Last week, we introduced the four fundamental subspaces of a matrix. We ended with the following exercise that we didn’t have time to finish:

(Exercise) Find the range and null space for the 3-by-3 matrix: \[e e^T = \begin{bmatrix} 1 & 1 & 1 \\ 1 & 1 & 1 \\ 1 & 1 & 1 \end{bmatrix}?\]
(Exercise) Why is every column of \(A\) in \(\operatorname{Range}(A)\)?
(Exercise) Prove that \(\operatorname{Null}(A) \perp \operatorname{Range}(A^T)\).

Definition (Complementary Subspaces)

Two subspaces \(U, V \subseteq \mathbb{R}^n\) are called complementary if \(U \cap V = \{ 0 \}\) and \(U \cup V\) spans \(\mathbb{R}^n\). An equivalent condition is that \(\dim U + \dim V = n\) while \(\dim (U \cap V) = 0\).

Definition (Orthogonal Complement)

The orthogonal complement of a set \(V \subseteq \mathbb{R}^n\) is the subspace \[V^{\perp} = \{ w \in \mathbb{R}^n : w^T v = 0 \text{ for all } v \in V \}.\]

Note that two subspaces \(U, V \subseteq \mathbb{R}^n\) are orthogonal complements if and only if they are orthogonal and complementary. In particular, if \(U = V^{\perp}\), then \(V = U^{\perp}\) and \((V^{\perp})^{\perp} = V\) as long as \(V\) is a subspace.

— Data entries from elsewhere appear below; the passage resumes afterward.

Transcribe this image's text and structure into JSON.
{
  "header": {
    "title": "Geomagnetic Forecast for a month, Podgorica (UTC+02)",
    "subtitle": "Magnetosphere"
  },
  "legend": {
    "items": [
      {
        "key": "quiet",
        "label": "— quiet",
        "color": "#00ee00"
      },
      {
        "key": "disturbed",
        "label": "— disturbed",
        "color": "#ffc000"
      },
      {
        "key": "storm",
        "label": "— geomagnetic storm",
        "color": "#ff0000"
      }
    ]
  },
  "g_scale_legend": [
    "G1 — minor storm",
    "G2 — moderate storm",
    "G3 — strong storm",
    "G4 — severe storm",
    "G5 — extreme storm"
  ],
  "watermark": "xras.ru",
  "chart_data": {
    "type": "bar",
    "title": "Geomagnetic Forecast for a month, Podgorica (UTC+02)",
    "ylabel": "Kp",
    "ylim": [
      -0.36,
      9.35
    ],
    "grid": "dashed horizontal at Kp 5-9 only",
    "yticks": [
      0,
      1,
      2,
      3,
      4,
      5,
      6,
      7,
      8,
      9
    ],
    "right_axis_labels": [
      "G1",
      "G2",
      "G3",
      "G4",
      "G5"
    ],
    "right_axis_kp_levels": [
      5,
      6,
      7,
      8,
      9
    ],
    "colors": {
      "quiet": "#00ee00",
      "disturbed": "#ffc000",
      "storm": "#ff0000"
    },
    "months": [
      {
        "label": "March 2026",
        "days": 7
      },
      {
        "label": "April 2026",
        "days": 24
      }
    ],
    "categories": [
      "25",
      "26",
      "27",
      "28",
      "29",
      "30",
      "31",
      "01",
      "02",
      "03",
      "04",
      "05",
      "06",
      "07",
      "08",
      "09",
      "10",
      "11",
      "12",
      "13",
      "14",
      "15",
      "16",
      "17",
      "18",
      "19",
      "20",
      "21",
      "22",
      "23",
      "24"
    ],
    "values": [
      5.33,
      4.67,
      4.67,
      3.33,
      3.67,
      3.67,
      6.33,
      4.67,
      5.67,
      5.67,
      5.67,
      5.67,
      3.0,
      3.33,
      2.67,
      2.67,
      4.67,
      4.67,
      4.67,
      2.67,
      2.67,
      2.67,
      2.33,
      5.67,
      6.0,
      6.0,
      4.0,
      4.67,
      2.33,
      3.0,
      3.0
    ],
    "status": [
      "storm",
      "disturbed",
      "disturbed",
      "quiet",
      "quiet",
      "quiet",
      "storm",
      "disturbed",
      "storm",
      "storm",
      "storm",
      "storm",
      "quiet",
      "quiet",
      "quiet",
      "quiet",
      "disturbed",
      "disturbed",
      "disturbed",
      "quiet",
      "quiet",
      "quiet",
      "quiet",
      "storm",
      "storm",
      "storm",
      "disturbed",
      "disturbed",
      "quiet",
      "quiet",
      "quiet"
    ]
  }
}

Theorem (The Fundamental Theorem of Linear Algebra)

For any matrix \(A \in \mathbb{R}^{m \times n}\),

\(\operatorname{Null}(A) = \operatorname{Range}(A^T)^\perp\).
\(\operatorname{Null}(A^T) = \operatorname{Range}(A)^\perp\).

In other words, the row space and null space of \(A\) are orthogonal complements in the domain of \(A\) which is \(\mathbb{R} ^n\) and the column space and left null space of \(A\) are orthogonal complements of \(A\) in the codomain of \(A\) which is \(\mathbb{R}^m\). Furthermore, the dimensions of \(\operatorname{Range}(A)\) and \(\operatorname{Range}(A^T)\) are both the same and both are the rank of \(A\).

Applications

Application 1. In linear regression, we needed to find the vector \(\hat{y} \in \operatorname{Range}(X)\) that is closest to \(y\). Geometrically, this is the same as requiring \(\hat{y} - y\) to be orthogonal to \(\operatorname{Range}(X)\). What is the set of vectors orthogonal to \(\operatorname{Range}(X)\)?

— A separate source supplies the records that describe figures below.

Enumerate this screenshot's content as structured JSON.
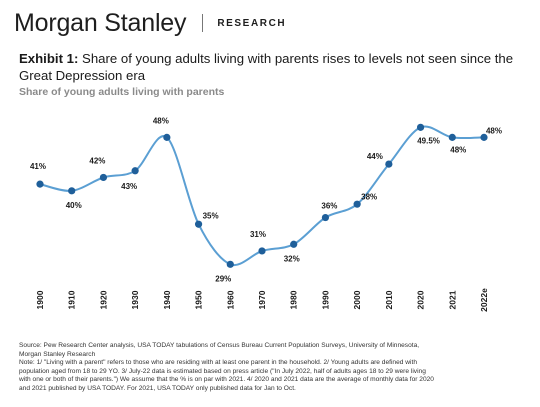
{
  "header": {
    "brand": "Morgan Stanley",
    "section": "RESEARCH"
  },
  "exhibit": {
    "label": "Exhibit 1:",
    "title": "Share of young adults living with parents rises to levels not seen since the Great Depression era"
  },
  "chart_data": {
    "type": "line",
    "title": "Share of young adults living with parents",
    "categories": [
      "1900",
      "1910",
      "1920",
      "1930",
      "1940",
      "1950",
      "1960",
      "1970",
      "1980",
      "1990",
      "2000",
      "2010",
      "2020",
      "2021",
      "2022e"
    ],
    "values": [
      41,
      40,
      42,
      43,
      48,
      35,
      29,
      31,
      32,
      36,
      38,
      44,
      49.5,
      48,
      48
    ],
    "data_labels": [
      "41%",
      "40%",
      "42%",
      "43%",
      "48%",
      "35%",
      "29%",
      "31%",
      "32%",
      "36%",
      "38%",
      "44%",
      "49.5%",
      "48%",
      "48%"
    ],
    "ylim": [
      28,
      50
    ],
    "grid": false,
    "legend": "none",
    "colors": {
      "line": "#5b9fd3",
      "marker": "#1f5f9a"
    }
  },
  "notes": [
    "Source: Pew Research Center analysis, USA TODAY tabulations of Census Bureau Current Population Surveys, University of Minnesota,",
    "Morgan Stanley Research",
    "Note: 1/ \"Living with a parent\" refers to those who are residing with at least one parent in the household. 2/ Young adults are defined with",
    "population aged from 18 to 29 YO. 3/ July-22 data is estimated based on press article (\"In July 2022, half of adults ages 18 to 29 were living",
    "with one or both of their parents.\") We assume that the % is on par with 2021. 4/ 2020 and 2021 data are the average of monthly data for 2020",
    "and 2021 published by USA TODAY. For 2021, USA TODAY only published data for Jan to Oct."
  ]
}
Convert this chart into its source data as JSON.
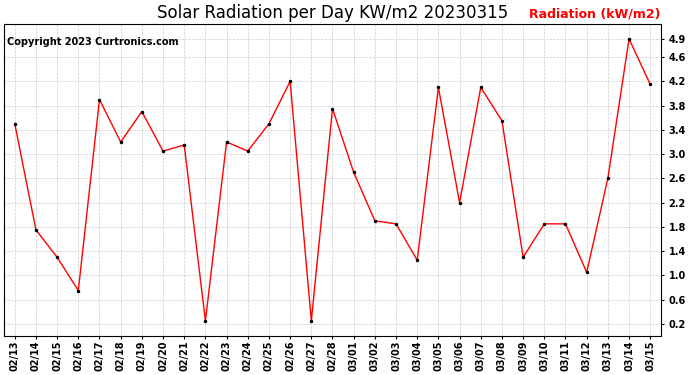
{
  "title": "Solar Radiation per Day KW/m2 20230315",
  "copyright": "Copyright 2023 Curtronics.com",
  "legend_label": "Radiation (kW/m2)",
  "dates": [
    "02/13",
    "02/14",
    "02/15",
    "02/16",
    "02/17",
    "02/18",
    "02/19",
    "02/20",
    "02/21",
    "02/22",
    "02/23",
    "02/24",
    "02/25",
    "02/26",
    "02/27",
    "02/28",
    "03/01",
    "03/02",
    "03/03",
    "03/04",
    "03/05",
    "03/06",
    "03/07",
    "03/08",
    "03/09",
    "03/10",
    "03/11",
    "03/12",
    "03/13",
    "03/14",
    "03/15"
  ],
  "values": [
    3.5,
    1.75,
    1.3,
    0.75,
    3.9,
    3.2,
    3.7,
    3.05,
    3.15,
    0.25,
    3.2,
    3.05,
    3.5,
    4.2,
    0.25,
    3.75,
    2.7,
    1.9,
    1.85,
    1.25,
    4.1,
    2.2,
    4.1,
    3.55,
    1.3,
    1.85,
    1.85,
    1.05,
    2.6,
    4.9,
    4.15
  ],
  "line_color": "red",
  "marker_color": "black",
  "grid_color": "#cccccc",
  "bg_color": "white",
  "ylim_min": 0.0,
  "ylim_max": 5.15,
  "yticks": [
    0.2,
    0.6,
    1.0,
    1.4,
    1.8,
    2.2,
    2.6,
    3.0,
    3.4,
    3.8,
    4.2,
    4.6,
    4.9
  ],
  "title_fontsize": 12,
  "copyright_fontsize": 7,
  "legend_fontsize": 9,
  "tick_fontsize": 7,
  "line_width": 1.0,
  "marker_size": 3
}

Use the Fundamental Theorem of Linear Algebra to show that \(\hat{y} - y\) is orthogonal to \(\operatorname{Range}(X)\) if and only if \(X^T ( \hat{y} - y ) = 0\).

If \(\hat{y} = Xb\), then \(X^T( \hat{y} - y) = 0\) can be rewritten \(X^TXb = X^T y\) which is the normal equation for least squares regression.

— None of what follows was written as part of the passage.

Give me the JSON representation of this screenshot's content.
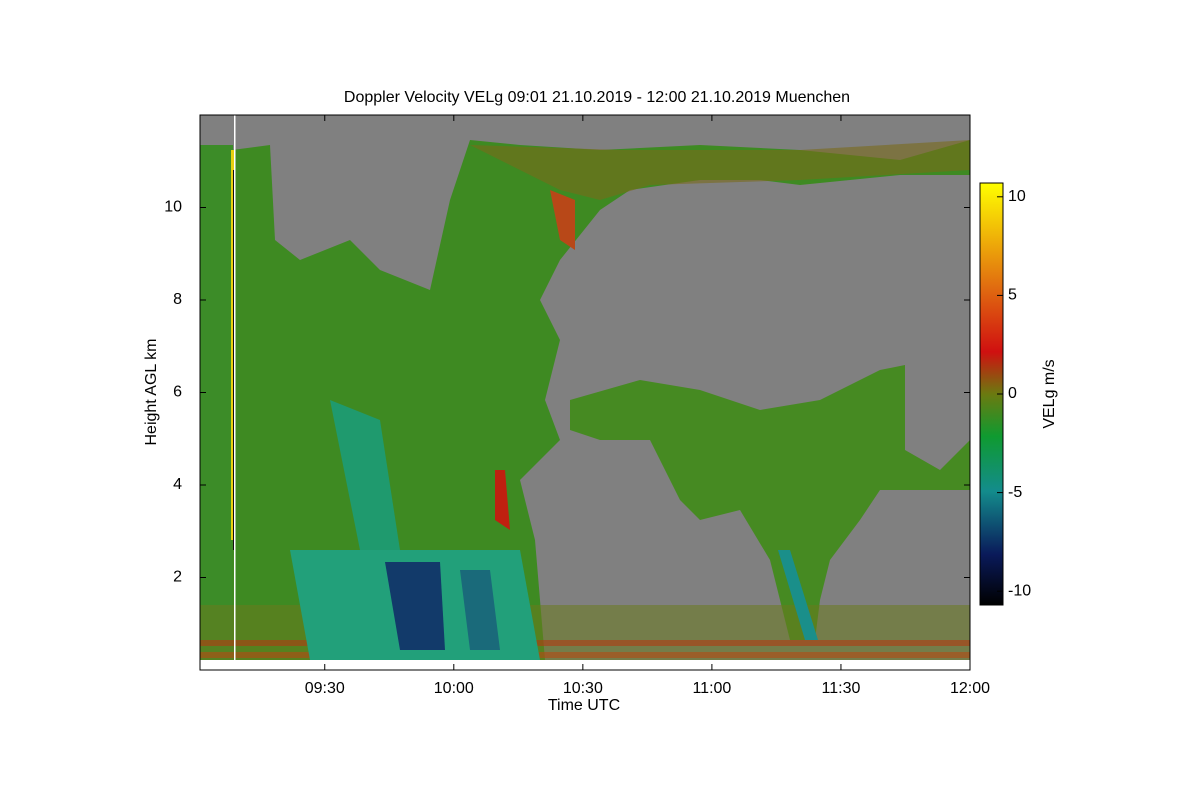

Application 2. To solve the normal equations for \(b\), it helps if \(X^T X\) is an invertible matrix. It turns out that \(X^T X\) is invertible if and only if the columns of \(X\) are linearly independent.

For any \(X \in \mathbb{R}^{m \times n}\), show that \(\operatorname{Null}(X) = \operatorname{Null}(X^TX)\). Hint: To prove that \(\operatorname{Null}(X^T X) \subseteq \operatorname{Null}(X^T X)\), it helps to prove that if \(b \in \operatorname{Null}(X^T X)\), then \(\|Xb \| = 0\) which means that \(Xb = 0\).

We ran out of time before we could answer these last two questions, but they are good linear algebra review questions:

Why are the columns of \(X\) linearly independent if and only if \(\operatorname{Null}(X) = \{ 0 \}\)?
Why is \(X^T X\) invertible if and only if \(\operatorname{Null}(X^T X) = \{ 0 \}\)? Hint: When is \(X^T X\) onto? When is it 1-to-1?